This is a New Year, so here is a new plot of time and frequency offsets. Taken from a plain Raspberry Pi 3 with a GPS HAT.
And a matching plot of Local Frequency Offset and ZONE0 temperature.
ZONE0 is the temperature sensor inside most CPU’s. The drop in both graphs from 08:00Z to 13:00Z is night time when the room heat was off. The spikes at 23 minutes after the hour, each hour, are largish cron jobs.
The summary data for those plots:
Min | 1% | 5% | 50% | 95% | 99% | Max | |
---|---|---|---|---|---|---|---|
Local Clock Time Offset |
-9.463 |
-1.181 |
-0.709 |
-0.050 |
0.493 |
4.324 |
8.128 |
Local Clock Frequency Offset |
-4.366 |
-4.337 |
-4.279 |
-3.606 |
-2.764 |
-2.659 |
-2.482 |
Temp ZONE0 |
42.932 |
42.932 |
43.470 |
46.160 |
49.388 |
49.388 |
54.230 |
90% | 95% | StdDev | Mean | Units | |
---|---|---|---|---|---|
Local Clock Time Offset |
1.202 |
5.505 |
0.763 |
-0.002 |
µs |
Local Clock Frequency Offset |
1.515 |
1.678 |
0.513 |
-3.581 |
ppm |
Temp ZONE0 |
5.918 |
6.456 |
2.004 |
45.992 |
°C |
Basically this Raspberry Pi 3 can hold its Local Time Offset to a Standard Deviation of about 0.7 µs and its Frequency to about 0.5 ppm. The frequency offset seems to move about 256 ppb/°C.
zero TC
The math of how temperature changes frequency in a crystal is complex. It depends on many variables. Some important ones are how the crystal was cut, how it is excited, and even how long the crystal has aged. So there is no easy way to correct for it in software.
As you can see from the above plots, the crystal speeds up when the temperature increases. Achim Gratz recently used a Raspberry Pi to show that as you heat up the crystal to a temperature T0 that the temperature affects the frequency less and less. As you continue to heat up past T0 the temperature dependence returns.
This magic temperature T0 is called the 'zero Temperature Coefficient' point, abbreviated zero TC. In Achim’s case zero TC is when his CPU temperature is 60C. The crystal is on the flip side of the PCB board so the actual crystal temperature and zero TC is not known.

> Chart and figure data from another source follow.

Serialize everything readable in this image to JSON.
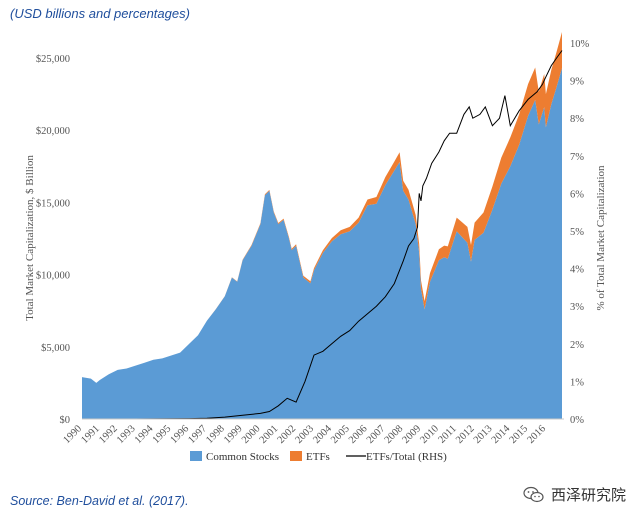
{
  "header_note": "(USD billions and percentages)",
  "source_note": "Source: Ben-David et al. (2017).",
  "watermark": {
    "text": "西泽研究院",
    "icon": "wechat-icon"
  },
  "colors": {
    "common_stocks": "#5b9bd5",
    "etfs": "#ed7d31",
    "ratio_line": "#000000",
    "header_text": "#1f4e9c"
  },
  "chart_data": {
    "type": "area",
    "title": "",
    "ylabel": "Total Market Capitalization, $ Billion",
    "y2label": "% of Total Market Capitalization",
    "ylim": [
      0,
      25000
    ],
    "y2lim": [
      0,
      10
    ],
    "xlim": [
      1990,
      2016.9
    ],
    "y_ticks": [
      0,
      5000,
      10000,
      15000,
      20000,
      25000
    ],
    "y_tick_labels": [
      "$0",
      "$5,000",
      "$10,000",
      "$15,000",
      "$20,000",
      "$25,000"
    ],
    "y2_ticks": [
      0,
      1,
      2,
      3,
      4,
      5,
      6,
      7,
      8,
      9,
      10
    ],
    "y2_tick_labels": [
      "0%",
      "1%",
      "2%",
      "3%",
      "4%",
      "5%",
      "6%",
      "7%",
      "8%",
      "9%",
      "10%"
    ],
    "x_tick_labels": [
      "1990",
      "1991",
      "1992",
      "1993",
      "1994",
      "1995",
      "1996",
      "1997",
      "1998",
      "1999",
      "2000",
      "2001",
      "2002",
      "2003",
      "2004",
      "2005",
      "2006",
      "2007",
      "2008",
      "2009",
      "2010",
      "2011",
      "2012",
      "2013",
      "2014",
      "2015",
      "2016"
    ],
    "legend": [
      {
        "label": "Common Stocks",
        "kind": "swatch",
        "color": "#5b9bd5"
      },
      {
        "label": "ETFs",
        "kind": "swatch",
        "color": "#ed7d31"
      },
      {
        "label": "ETFs/Total (RHS)",
        "kind": "line",
        "color": "#000000"
      }
    ],
    "series": [
      {
        "name": "Common Stocks",
        "axis": "left",
        "x": [
          1990.0,
          1990.5,
          1990.8,
          1991.0,
          1991.5,
          1992.0,
          1992.5,
          1993.0,
          1993.5,
          1994.0,
          1994.5,
          1995.0,
          1995.5,
          1996.0,
          1996.5,
          1997.0,
          1997.5,
          1998.0,
          1998.4,
          1998.7,
          1999.0,
          1999.5,
          2000.0,
          2000.25,
          2000.5,
          2000.75,
          2001.0,
          2001.3,
          2001.6,
          2001.75,
          2002.0,
          2002.4,
          2002.8,
          2003.0,
          2003.5,
          2004.0,
          2004.5,
          2005.0,
          2005.5,
          2006.0,
          2006.5,
          2007.0,
          2007.5,
          2007.8,
          2008.0,
          2008.3,
          2008.7,
          2008.9,
          2009.0,
          2009.2,
          2009.5,
          2010.0,
          2010.3,
          2010.5,
          2011.0,
          2011.3,
          2011.6,
          2011.8,
          2012.0,
          2012.5,
          2013.0,
          2013.5,
          2014.0,
          2014.5,
          2015.0,
          2015.4,
          2015.6,
          2015.9,
          2016.0,
          2016.3,
          2016.6,
          2016.9
        ],
        "values": [
          2900,
          2800,
          2500,
          2700,
          3100,
          3400,
          3500,
          3700,
          3900,
          4100,
          4200,
          4400,
          4600,
          5200,
          5800,
          6800,
          7600,
          8500,
          9800,
          9500,
          11000,
          12000,
          13500,
          15500,
          15800,
          14300,
          13500,
          13800,
          12500,
          11700,
          12000,
          9800,
          9400,
          10300,
          11500,
          12300,
          12800,
          13000,
          13600,
          14800,
          14900,
          16200,
          17200,
          17800,
          15800,
          15200,
          13500,
          11500,
          9000,
          7600,
          9500,
          11000,
          11200,
          11100,
          13000,
          12600,
          12200,
          10900,
          12400,
          12900,
          14500,
          16300,
          17500,
          19000,
          21000,
          22100,
          20400,
          21600,
          20200,
          21800,
          23000,
          24300
        ]
      },
      {
        "name": "ETFs",
        "axis": "left",
        "x": [
          1990.0,
          1993.0,
          1996.0,
          1998.0,
          2000.0,
          2001.0,
          2002.0,
          2003.0,
          2004.0,
          2005.0,
          2006.0,
          2007.0,
          2008.0,
          2009.0,
          2009.3,
          2010.0,
          2011.0,
          2012.0,
          2013.0,
          2014.0,
          2015.0,
          2016.0,
          2016.9
        ],
        "values": [
          0,
          0,
          0,
          10,
          60,
          70,
          100,
          150,
          230,
          300,
          400,
          550,
          700,
          600,
          550,
          750,
          950,
          1200,
          1600,
          2000,
          2200,
          2300,
          2500
        ]
      },
      {
        "name": "ETFs/Total (RHS)",
        "axis": "right",
        "x": [
          1990.0,
          1993.0,
          1996.0,
          1997.0,
          1998.0,
          1999.0,
          2000.0,
          2000.5,
          2001.0,
          2001.5,
          2002.0,
          2002.5,
          2003.0,
          2003.5,
          2004.0,
          2004.5,
          2005.0,
          2005.5,
          2006.0,
          2006.5,
          2007.0,
          2007.5,
          2008.0,
          2008.3,
          2008.6,
          2008.8,
          2008.9,
          2009.0,
          2009.1,
          2009.3,
          2009.6,
          2010.0,
          2010.3,
          2010.6,
          2011.0,
          2011.4,
          2011.7,
          2011.9,
          2012.3,
          2012.6,
          2013.0,
          2013.4,
          2013.7,
          2014.0,
          2014.5,
          2015.0,
          2015.5,
          2015.8,
          2016.0,
          2016.3,
          2016.6,
          2016.9
        ],
        "values": [
          0,
          0,
          0.01,
          0.02,
          0.05,
          0.1,
          0.15,
          0.2,
          0.35,
          0.55,
          0.45,
          1.0,
          1.7,
          1.8,
          2.0,
          2.2,
          2.35,
          2.6,
          2.8,
          3.0,
          3.25,
          3.6,
          4.2,
          4.6,
          4.8,
          5.1,
          6.0,
          5.8,
          6.2,
          6.4,
          6.8,
          7.1,
          7.4,
          7.6,
          7.6,
          8.1,
          8.3,
          8.0,
          8.1,
          8.3,
          7.8,
          8.0,
          8.6,
          7.8,
          8.2,
          8.5,
          8.7,
          8.9,
          9.1,
          9.4,
          9.6,
          9.8
        ]
      }
    ]
  }
}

The math and physics of crystals gets complicated. If you want to dive into the theory this is a good paper on Static Frequency versus Temperature Stability
This has a simple application to NTP time keeping. If we can heat up our NTP server, to the zero TC point, it becomes less influenced by temperature fluctuations and so performs better.
So What
Very interesting you may be thinking, but so what? You do not have a laboratory oven and your significant other will likely complain if you heat up your server room to 60°C.

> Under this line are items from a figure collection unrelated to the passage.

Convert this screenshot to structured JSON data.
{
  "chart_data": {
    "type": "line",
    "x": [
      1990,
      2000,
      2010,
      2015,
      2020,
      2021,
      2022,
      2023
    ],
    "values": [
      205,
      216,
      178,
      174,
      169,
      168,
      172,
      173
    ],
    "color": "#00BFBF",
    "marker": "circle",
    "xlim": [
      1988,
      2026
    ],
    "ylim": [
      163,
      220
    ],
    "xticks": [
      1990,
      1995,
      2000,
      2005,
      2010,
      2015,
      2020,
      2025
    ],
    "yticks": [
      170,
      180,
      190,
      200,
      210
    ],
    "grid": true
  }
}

But you only need to heat up the Raspberry Pi, not your room. Most people put heat sinks on their CPU’s, Achim just put his CPU in a bubble wrap mailing envelope. The results are immediately obvious and good.
Before 22:00Z the Raspberry Pi was open to room air. At 22:00 the board was placed in the envelope. At about 05:00Z the CPU stabilized at 60°C.

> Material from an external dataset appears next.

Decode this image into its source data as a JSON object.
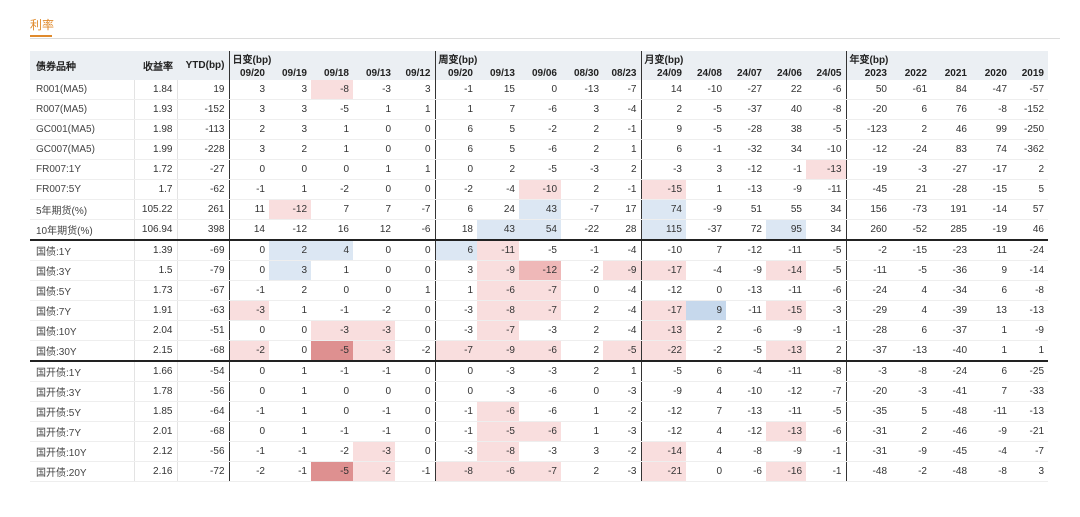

As the temperature increased the local time and frequency offsets stabilized. The envelope reduced time spike by 30%. Elevating to 60°C made even more of an improvement.
If you do nothing else today, put your Raspberry Pi in an padded envelope.
ntpheat
Achim’s second good idea was to run a simple program on the Raspberry Pi to hold the CPU to 60°C. I have written a new program ntpheat and placed it in the contrib directory to replicate his program. You do not even need to be root to run it:
./ntpheat -t 60 &
The program will run on the background and try to hold your CPU at 60°C.
Results
After some iteration, I added a second bubble pack envelope over the first one, and raised the ntpheat set point to 67°C.
The results of this experiment are clearly rewarding. The plot of time and frequency offsets:
The matching plot of Local Frequency Offset and ZONE0 temperature.
Min | 1% | 5% | 50% | 95% | 99% | Max | |
---|---|---|---|---|---|---|---|
Local Clock Time Offset |
-6.262 |
-0.606 |
-0.303 |
0.002 |
0.323 |
0.742 |
4.448 |
Local Clock Frequency Offset |
-262.000 |
-246.000 |
-239.000 |
-188.000 |
-172.000 |
-164.000 |
-149.000 |
Temp ZONE0 |
66.604 |
66.604 |
66.604 |
67.142 |
67.679 |
67.679 |
73.060 |
90% | 95% | StdDev | Mean | Units | |
---|---|---|---|---|---|
Local Clock Time Offset |
0.626 |
1.348 |
0.306 |
-0.000 |
µs |
Local Clock Frequency Offset |
67.000 |
82.000 |
20.602 |
-195.016 |
ppb |
Temp ZONE0 |
1.075 |
1.075 |
0.512 |
67.086 |
°C |
The CPU temperature is now held to a Standard Deviation of 0.512°C, the local time offset to 306 ns and the local frequency offset to 20 ppb. The frequency now only moves by 39 ppb/°C, and that is over the reduced temperature range.
That is an improvement of 2.5x in time and 25x in frequency! Amazing what a little bubble wrap can do.
Limits
These results are pushing hard against the ultimate limits of the RasPi 3. The Local Clock Time Offsets are quantized at about 100 ns. This is a bit surprising as sys_fuzz is 937 ns. ntpd fuzzes the time stamps at 1/2 of sys_fuzz. KPPS is doing a good job.
The quantization is clear in the histogram below. You can also see that the distribution is not a 'normal distribution'.
Update
I have done more experimentation with ntpheat. Sometimes ntpheat can not create enough heat to get the desired temperature rise over ambient. The obvious solution is to add more insulation around the RasPi. That creates the opposite problem. The temperature will go too high when the host is under load.
The better solution is to run multiple copies of ntpheat. Each copy can use up to 100% of a single CPU core. Multiple copies seem to play well together and will be able to adjust to high load factors.
To make this easier there is now a -c option that specifies the number of copies to run. So this will run three copies:
./ntpheat -t 68 -c 3 &
Update 2
To fit in better with the NTPsec family pf programs the program name makeheat has been changed to ntpheat. It is still in the contrib/ directory and not installed by default.
Update 3
temp-log is now called ntplogtemp and is installed by default.
Next?
All this just raises more questions.
What is the easiest and fastest way to find the best temperature? Could ntpheat read ntpd logs and seek automatically?
The GPS temperature has also been raised, and the GPS also has a crystal. How much of this improvement is do to GPS heating?
The clock distribution is better than a 'normal distribution', but not symmetric like one. Is there a way for ntpd to throw away the worst 5% of measurements?
The frequency plot still shows the effects of room temperature. Is there an easy way to fix that? Time offset is no longer affected, so is it worth fixing??
Why have you not bubble wrapped your RasPi yet?